An all-out assault on wild ginger in Tairua kicked off this month and property owners are invited to muscle in.

Kahili ginger has scented yellow flowers that may smell appealing but it is a plant that grows voraciously. It has long shallow underground stems called rhizomes that form deep beds, which native plants can’t grow up through. Growing up to three metres tall, it also shades out smaller plants and seedlings, and its seeds are easily spread by birds.

If left unchecked it could permanently replace some of our native plants.

Cherry Ladd and fellow members of the Tairua Parks and Reserves group are encouraging Tairua property owners to check their backyards for kahili ginger and “weed it out” through September.

“While controlling kahili ginger on their property is technically the owner’s responsibility, we’re keen to support the community in working together on tackling this pest plant,” says Cherry.

“One of the things property owners often struggle with is disposal because you can’t compost kahili ginger. So with the help of Waikato Regional Council we’re giving property owners the opportunity to bring small kahili ginger plants and flower heads to us for disposal.”

A collection site where property owners can dispose of kahili ginger will be set up by Waikato Regional Council at the Pepe Reserve car park on 20 September between 9am and 12pm.

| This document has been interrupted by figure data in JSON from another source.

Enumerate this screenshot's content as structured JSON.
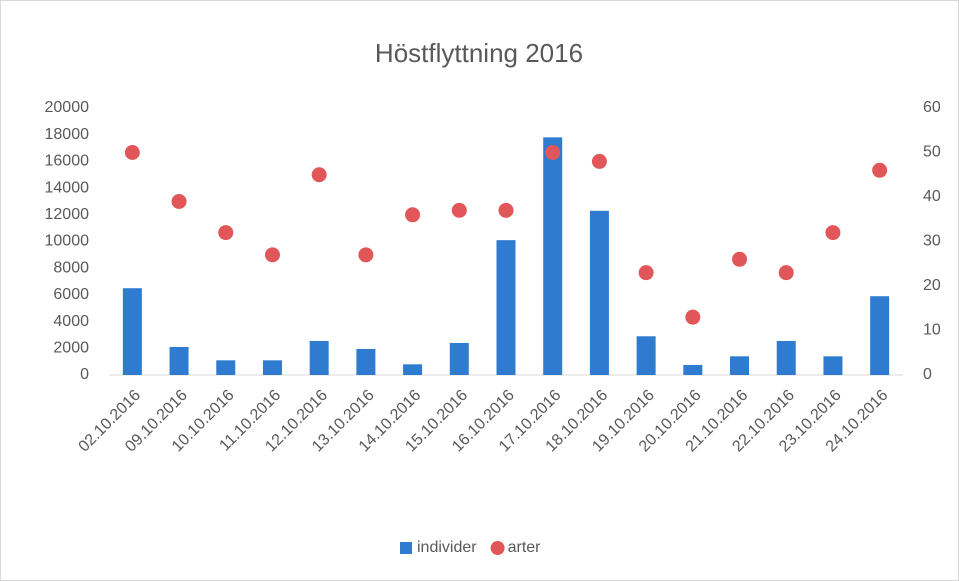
{
  "chart_data": {
    "type": "bar",
    "title": "Höstflyttning 2016",
    "categories": [
      "02.10.2016",
      "09.10.2016",
      "10.10.2016",
      "11.10.2016",
      "12.10.2016",
      "13.10.2016",
      "14.10.2016",
      "15.10.2016",
      "16.10.2016",
      "17.10.2016",
      "18.10.2016",
      "19.10.2016",
      "20.10.2016",
      "21.10.2016",
      "22.10.2016",
      "23.10.2016",
      "24.10.2016"
    ],
    "series": [
      {
        "name": "individer",
        "type": "bar",
        "color": "#2e7bcf",
        "values": [
          6500,
          2100,
          1100,
          1100,
          2550,
          1950,
          800,
          2400,
          10100,
          17800,
          12300,
          2900,
          750,
          1400,
          2550,
          1400,
          5900
        ]
      },
      {
        "name": "arter",
        "type": "scatter",
        "axis": "y2",
        "color": "#e15759",
        "values": [
          50,
          39,
          32,
          27,
          45,
          27,
          36,
          37,
          37,
          50,
          48,
          23,
          13,
          26,
          23,
          32,
          46
        ]
      }
    ],
    "ylim": [
      0,
      20000
    ],
    "yticks": [
      0,
      2000,
      4000,
      6000,
      8000,
      10000,
      12000,
      14000,
      16000,
      18000,
      20000
    ],
    "y2lim": [
      0,
      60
    ],
    "y2ticks": [
      0,
      10,
      20,
      30,
      40,
      50,
      60
    ],
    "grid": false,
    "legend": "bottom"
  }
}
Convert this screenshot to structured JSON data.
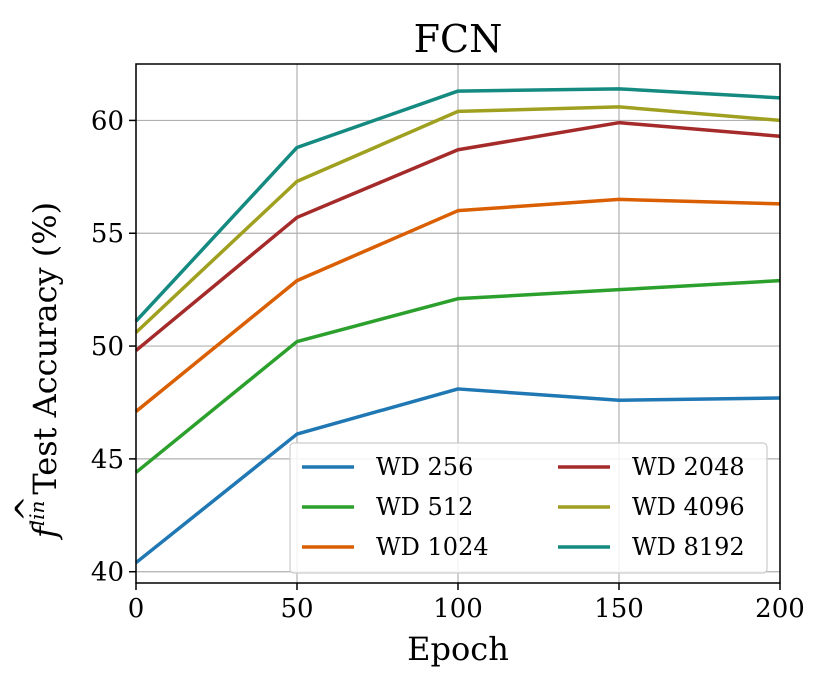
{
  "chart_data": {
    "type": "line",
    "title": "FCN",
    "xlabel": "Epoch",
    "ylabel": {
      "f": "f",
      "hat": "^",
      "superscript": "lin",
      "text": "Test Accuracy (%)"
    },
    "x": [
      0,
      50,
      100,
      150,
      200
    ],
    "xlim": [
      0,
      200
    ],
    "ylim": [
      39.5,
      62.5
    ],
    "xticks": [
      "0",
      "50",
      "100",
      "150",
      "200"
    ],
    "yticks": [
      "40",
      "45",
      "50",
      "55",
      "60"
    ],
    "grid": true,
    "legend": {
      "placement": "lower-right",
      "columns": 2
    },
    "series": [
      {
        "name": "WD 256",
        "color": "#1f77b4",
        "values": [
          40.4,
          46.1,
          48.1,
          47.6,
          47.7
        ]
      },
      {
        "name": "WD 512",
        "color": "#2ca02c",
        "values": [
          44.4,
          50.2,
          52.1,
          52.5,
          52.9
        ]
      },
      {
        "name": "WD 1024",
        "color": "#d95f02",
        "values": [
          47.1,
          52.9,
          56.0,
          56.5,
          56.3
        ]
      },
      {
        "name": "WD 2048",
        "color": "#a52a2a",
        "values": [
          49.8,
          55.7,
          58.7,
          59.9,
          59.3
        ]
      },
      {
        "name": "WD 4096",
        "color": "#a0a020",
        "values": [
          50.6,
          57.3,
          60.4,
          60.6,
          60.0
        ]
      },
      {
        "name": "WD 8192",
        "color": "#148a80",
        "values": [
          51.1,
          58.8,
          61.3,
          61.4,
          61.0
        ]
      }
    ]
  }
}
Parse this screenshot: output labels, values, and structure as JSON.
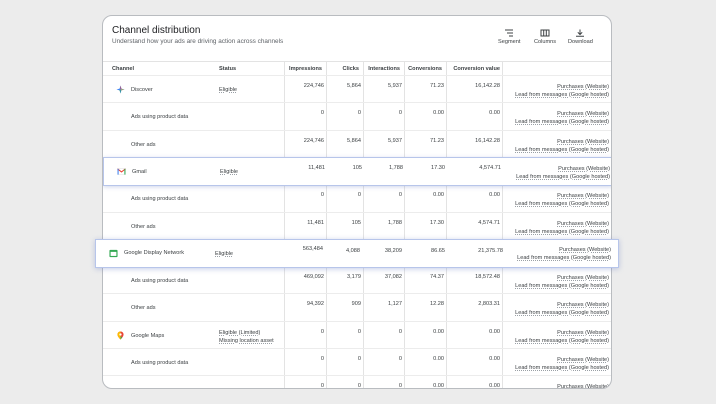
{
  "header": {
    "title": "Channel distribution",
    "subtitle": "Understand how your ads are driving action across channels"
  },
  "toolbar": {
    "segment_label": "Segment",
    "columns_label": "Columns",
    "download_label": "Download",
    "segment_icon": "segment-icon",
    "columns_icon": "columns-icon",
    "download_icon": "download-icon"
  },
  "table": {
    "columns": [
      "Channel",
      "Status",
      "Impressions",
      "Clicks",
      "Interactions",
      "Conversions",
      "Conversion value"
    ],
    "conv_line1": "Purchases (Website)",
    "conv_line2": "Lead from messages (Google hosted)",
    "rows": [
      {
        "name": "Discover",
        "status": "Eligible",
        "impressions": "224,746",
        "clicks": "5,864",
        "interactions": "5,937",
        "conversions": "71.23",
        "value": "16,142.28"
      },
      {
        "name": "Ads using product data",
        "status": "",
        "impressions": "0",
        "clicks": "0",
        "interactions": "0",
        "conversions": "0.00",
        "value": "0.00"
      },
      {
        "name": "Other ads",
        "status": "",
        "impressions": "224,746",
        "clicks": "5,864",
        "interactions": "5,937",
        "conversions": "71.23",
        "value": "16,142.28"
      },
      {
        "name": "Gmail",
        "status": "Eligible",
        "impressions": "11,481",
        "clicks": "105",
        "interactions": "1,788",
        "conversions": "17.30",
        "value": "4,574.71"
      },
      {
        "name": "Ads using product data",
        "status": "",
        "impressions": "0",
        "clicks": "0",
        "interactions": "0",
        "conversions": "0.00",
        "value": "0.00"
      },
      {
        "name": "Other ads",
        "status": "",
        "impressions": "11,481",
        "clicks": "105",
        "interactions": "1,788",
        "conversions": "17.30",
        "value": "4,574.71"
      },
      {
        "name": "Google Display Network",
        "status": "Eligible",
        "impressions": "563,484",
        "clicks": "4,088",
        "interactions": "38,209",
        "conversions": "86.65",
        "value": "21,375.78"
      },
      {
        "name": "Ads using product data",
        "status": "",
        "impressions": "469,092",
        "clicks": "3,179",
        "interactions": "37,082",
        "conversions": "74.37",
        "value": "18,572.48"
      },
      {
        "name": "Other ads",
        "status": "",
        "impressions": "94,392",
        "clicks": "909",
        "interactions": "1,127",
        "conversions": "12.28",
        "value": "2,803.31"
      },
      {
        "name": "Google Maps",
        "status": "Eligible (Limited)",
        "status2": "Missing location asset",
        "impressions": "0",
        "clicks": "0",
        "interactions": "0",
        "conversions": "0.00",
        "value": "0.00"
      },
      {
        "name": "Ads using product data",
        "status": "",
        "impressions": "0",
        "clicks": "0",
        "interactions": "0",
        "conversions": "0.00",
        "value": "0.00"
      },
      {
        "name": "",
        "status": "",
        "impressions": "0",
        "clicks": "0",
        "interactions": "0",
        "conversions": "0.00",
        "value": "0.00"
      }
    ]
  }
}
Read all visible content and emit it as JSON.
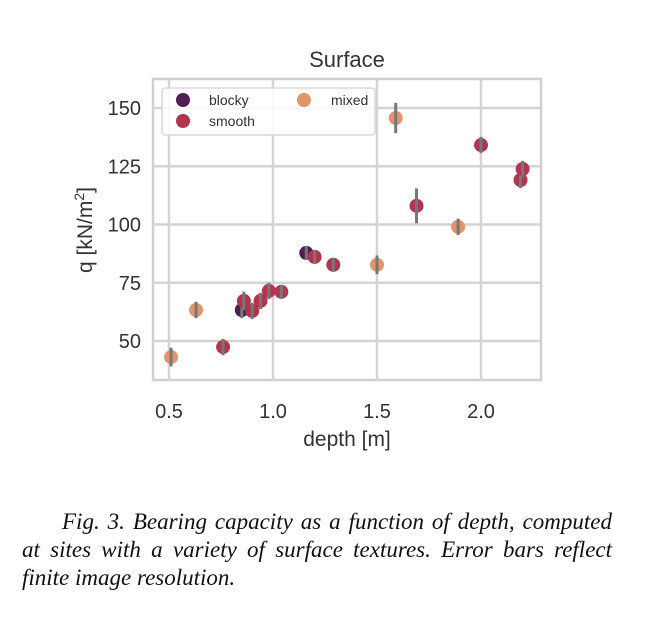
{
  "chart_data": {
    "type": "scatter",
    "title": "Surface",
    "xlabel": "depth [m]",
    "ylabel": "q [kN/m",
    "ylabel_superscript": "2",
    "ylabel_close": "]",
    "xlim": [
      0.46,
      2.3
    ],
    "ylim": [
      34,
      162
    ],
    "xticks": [
      0.5,
      1.0,
      1.5,
      2.0
    ],
    "xtick_labels": [
      "0.5",
      "1.0",
      "1.5",
      "2.0"
    ],
    "yticks": [
      50,
      75,
      100,
      125,
      150
    ],
    "ytick_labels": [
      "50",
      "75",
      "100",
      "125",
      "150"
    ],
    "grid": true,
    "legend_position": "top-left",
    "legend_columns": 2,
    "series": [
      {
        "name": "blocky",
        "color": "#4d1f52",
        "points": [
          {
            "x": 0.85,
            "y": 63.3,
            "err": 3.5
          },
          {
            "x": 1.16,
            "y": 87.8,
            "err": 3.0
          }
        ]
      },
      {
        "name": "smooth",
        "color": "#b3344f",
        "points": [
          {
            "x": 0.76,
            "y": 47.4,
            "err": 3.5
          },
          {
            "x": 0.86,
            "y": 67.2,
            "err": 4.0
          },
          {
            "x": 0.9,
            "y": 62.9,
            "err": 3.5
          },
          {
            "x": 0.94,
            "y": 67.2,
            "err": 3.5
          },
          {
            "x": 0.98,
            "y": 71.5,
            "err": 3.5
          },
          {
            "x": 1.04,
            "y": 71.1,
            "err": 3.0
          },
          {
            "x": 1.2,
            "y": 86.1,
            "err": 3.0
          },
          {
            "x": 1.29,
            "y": 82.7,
            "err": 3.0
          },
          {
            "x": 1.69,
            "y": 108.0,
            "err": 7.5
          },
          {
            "x": 2.0,
            "y": 134.1,
            "err": 3.5
          },
          {
            "x": 2.19,
            "y": 119.1,
            "err": 3.5
          },
          {
            "x": 2.2,
            "y": 123.8,
            "err": 3.5
          }
        ]
      },
      {
        "name": "mixed",
        "color": "#e3946a",
        "points": [
          {
            "x": 0.51,
            "y": 43.1,
            "err": 4.0
          },
          {
            "x": 0.63,
            "y": 63.3,
            "err": 3.5
          },
          {
            "x": 1.5,
            "y": 82.7,
            "err": 4.0
          },
          {
            "x": 1.59,
            "y": 145.7,
            "err": 6.5
          },
          {
            "x": 1.89,
            "y": 99.0,
            "err": 3.5
          }
        ]
      }
    ],
    "errorbar_color": "#777777",
    "grid_color": "#d4d4d4"
  },
  "caption": "Fig. 3. Bearing capacity as a function of depth, computed at sites with a variety of surface textures. Error bars reflect finite image resolution."
}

Waikato Regional Council’s biosecurity officer Benson Lockhart advises that the process is as simple as:


  1. Cutting off the flower heads.
  2. Digging out small plants, making sure all of the root system is removed.
  3. Putting the flower heads and small plants into a plastic bag.
  4. Dropping your bags of flower heads and small plants at the collection point (Pepe Reserve car park, 20 September, 9am-12pm).

“It’s really only possible to remove kahili ginger by hand when the plants are small. So if people discover a large clump I’d encourage them to remove and bag the flower heads and then give me a call, and I’ll help them figure out a plan of attack,” Benson said.

“Kahili ginger isn’t necessarily any worse in Tairua than anywhere else on the peninsula but the community is keen to get stuck into it, which is fantastic.

“Tairua is close to kiwi sanctuaries to the north and this is a plant that forms a dense root mass that prevents kiwi from being able to forage in the soil, so that’s another good reason to get rid of it.”

Factsheets to help property owners recognise this weed will be displayed around the village in the week beginning 8 September and are also available online at ginger.